OKLAHOMA CITY –Although the Oklahoma House of Representatives has passed a revenue measure that would fund a pay raise for teachers, the deadline is still looming for the bill to be passed by the Senate and signed into law.
The plan that was approved by the House on Monday provides first-year teachers with a $5,000 pay raise and increases from there based on experience. Teachers with doctorates and 25 years of experience would receive an $8,300 pay raise.
House Bill 1010, which is a $447 million tax increase, passed 79-19 after needing 76 votes. It marks the first tax increase in Oklahoma history since 1990.

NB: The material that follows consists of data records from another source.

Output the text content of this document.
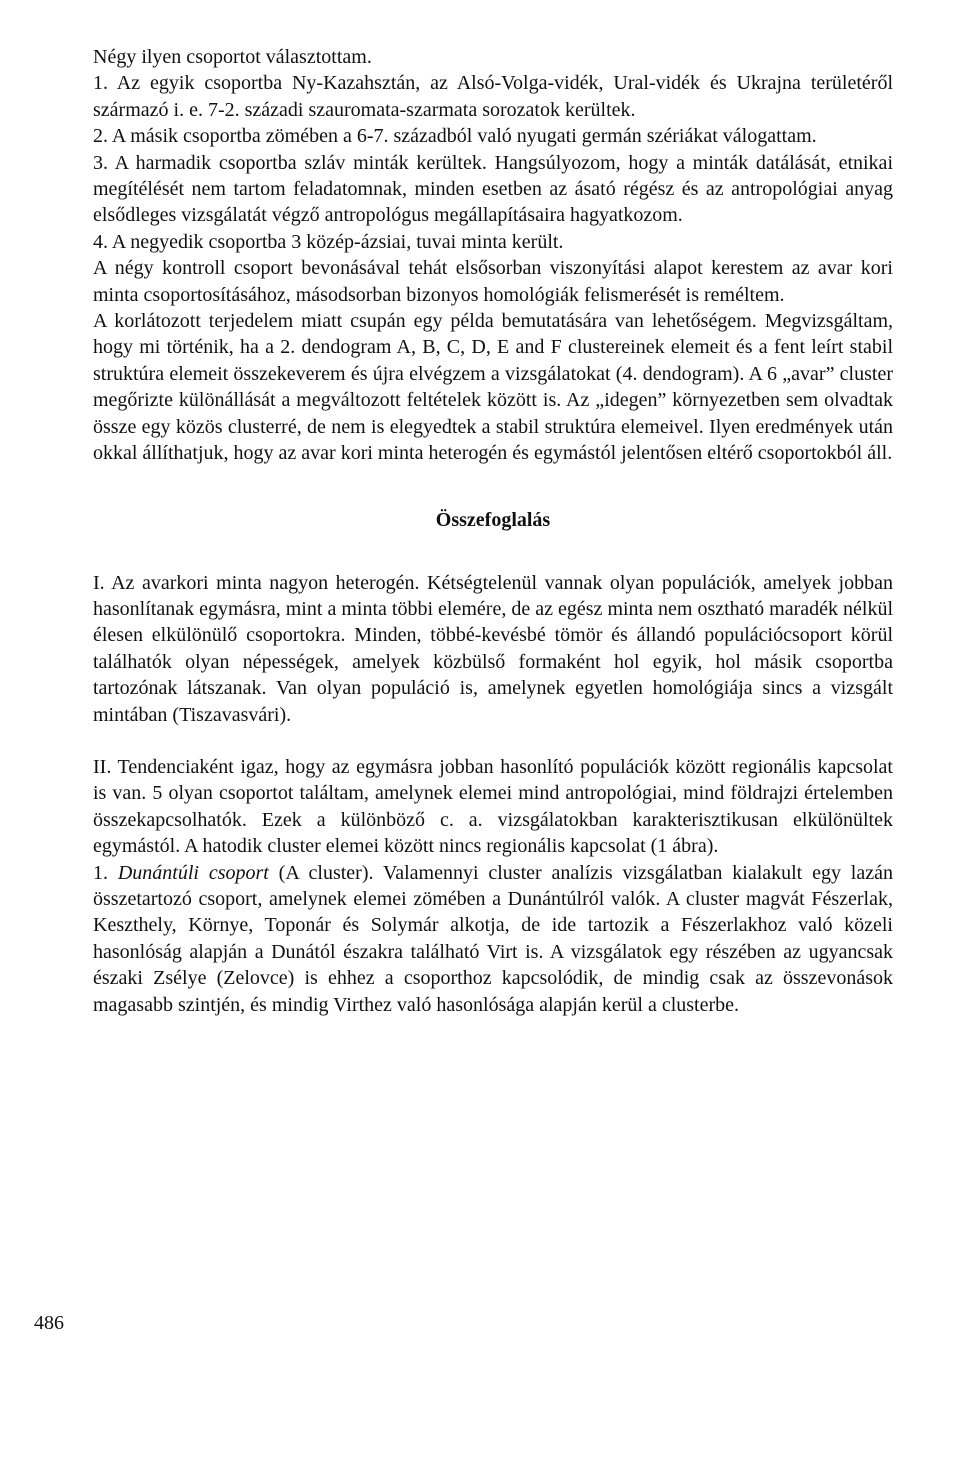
Négy ilyen csoportot választottam.

1. Az egyik csoportba Ny-Kazahsztán, az Alsó-Volga-vidék, Ural-vidék és Ukrajna területéről származó i. e. 7-2. századi szauromata-szarmata sorozatok kerültek.

2. A másik csoportba zömében a 6-7. századból való nyugati germán szériákat válogattam.

3. A harmadik csoportba szláv minták kerültek. Hangsúlyozom, hogy a minták datálását, etnikai megítélését nem tartom feladatomnak, minden esetben az ásató régész és az antropológiai anyag elsődleges vizsgálatát végző antropológus megállapításaira hagyatkozom.

4. A negyedik csoportba 3 közép-ázsiai, tuvai minta került.

A négy kontroll csoport bevonásával tehát elsősorban viszonyítási alapot kerestem az avar kori minta csoportosításához, másodsorban bizonyos homológiák felismerését is reméltem.

A korlátozott terjedelem miatt csupán egy példa bemutatására van lehetőségem. Megvizsgáltam, hogy mi történik, ha a 2. dendogram A, B, C, D, E and F clustereinek elemeit és a fent leírt stabil struktúra elemeit összekeverem és újra elvégzem a vizsgálatokat (4. dendogram). A 6 „avar” cluster megőrizte különállását a megváltozott feltételek között is. Az „idegen” környezetben sem olvadtak össze egy közös clusterré, de nem is elegyedtek a stabil struktúra elemeivel. Ilyen eredmények után okkal állíthatjuk, hogy az avar kori minta heterogén és egymástól jelentősen eltérő csoportokból áll.

Összefoglalás

I. Az avarkori minta nagyon heterogén. Kétségtelenül vannak olyan populációk, amelyek jobban hasonlítanak egymásra, mint a minta többi elemére, de az egész minta nem osztható maradék nélkül élesen elkülönülő csoportokra. Minden, többé-kevésbé tömör és állandó populációcsoport körül találhatók olyan népességek, amelyek közbülső formaként hol egyik, hol másik csoportba tartozónak látszanak. Van olyan populáció is, amelynek egyetlen homológiája sincs a vizsgált mintában (Tiszavasvári).

II. Tendenciaként igaz, hogy az egymásra jobban hasonlító populációk között regionális kapcsolat is van. 5 olyan csoportot találtam, amelynek elemei mind antropológiai, mind földrajzi értelemben összekapcsolhatók. Ezek a különböző c. a. vizsgálatokban karakterisztikusan elkülönültek egymástól. A hatodik cluster elemei között nincs regionális kapcsolat (1 ábra).

1. Dunántúli csoport (A cluster). Valamennyi cluster analízis vizsgálatban kialakult egy lazán összetartozó csoport, amelynek elemei zömében a Dunántúlról valók. A cluster magvát Fészerlak, Keszthely, Környe, Toponár és Solymár alkotja, de ide tartozik a Fészerlakhoz való közeli hasonlóság alapján a Dunától északra található Virt is. A vizsgálatok egy részében az ugyancsak északi Zsélye (Zelovce) is ehhez a csoporthoz kapcsolódik, de mindig csak az összevonások magasabb szintjén, és mindig Virthez való hasonlósága alapján kerül a clusterbe.

486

The tax increase plan includes:
- 3 cent increase on gasoline and 6 on diesel
- $5 hotel/motel tax
- $1 tobacco tax
- 5 percent GPT increase.
According to the Oklahoma Education Association, the April 2 walkout is still on.
“Our ask is still our ask,” OEA posted on Facebook. “The House is considering a number of bills tonight that could be a step in the right direction. We’re still asking for a complete package, including funding for years 2 and 3.”
While the Oklahoma Senate still has to vote on the measure, organizations are already voicing their opinions and concerns about the bill.
“We’re gratified that legislators listened to teachers’ voices and their stories about how their salaries were not a livable wage and don’t reflect the important and hard work they do every day. The House bill, which still needs Senate approval, shows a lot of progress towards valuing educators and the need to raise revenue in a responsible way to pay for the raises and more investment in education. We want to thank the supermajority of legislators who put aside partisan politics to provide a bipartisan solution for a significant teacher pay raise,” a statement by Ed Allen, president of the Oklahoma City American Federation of Teachers.
The group says that it will hold a telephone town hall meeting with educators to discuss the measure.
However, not everyone is on board with the bill.
Americans for Prosperity- Oklahoma criticized lawmakers for approving the measure, which would result in a tax increase.
“The House obeyed the special interests, chose to ignore the people, and passed a huge tax package, only to find the plan doesn’t meet teachers’ unions demands and they still plan to strike,” said John Tidwell, AFP-OK State Director. “They are Charlie Brown, and Lucy just yanked the football away. No one wants to see a teacher strike, but Oklahomans also understand our state’s already-fragile financial situation cannot sustain more spending, and they don’t want to see the benefits of federal tax reform wiped out by more taxes. We hope our senators are not as tone deaf as their House counterparts.”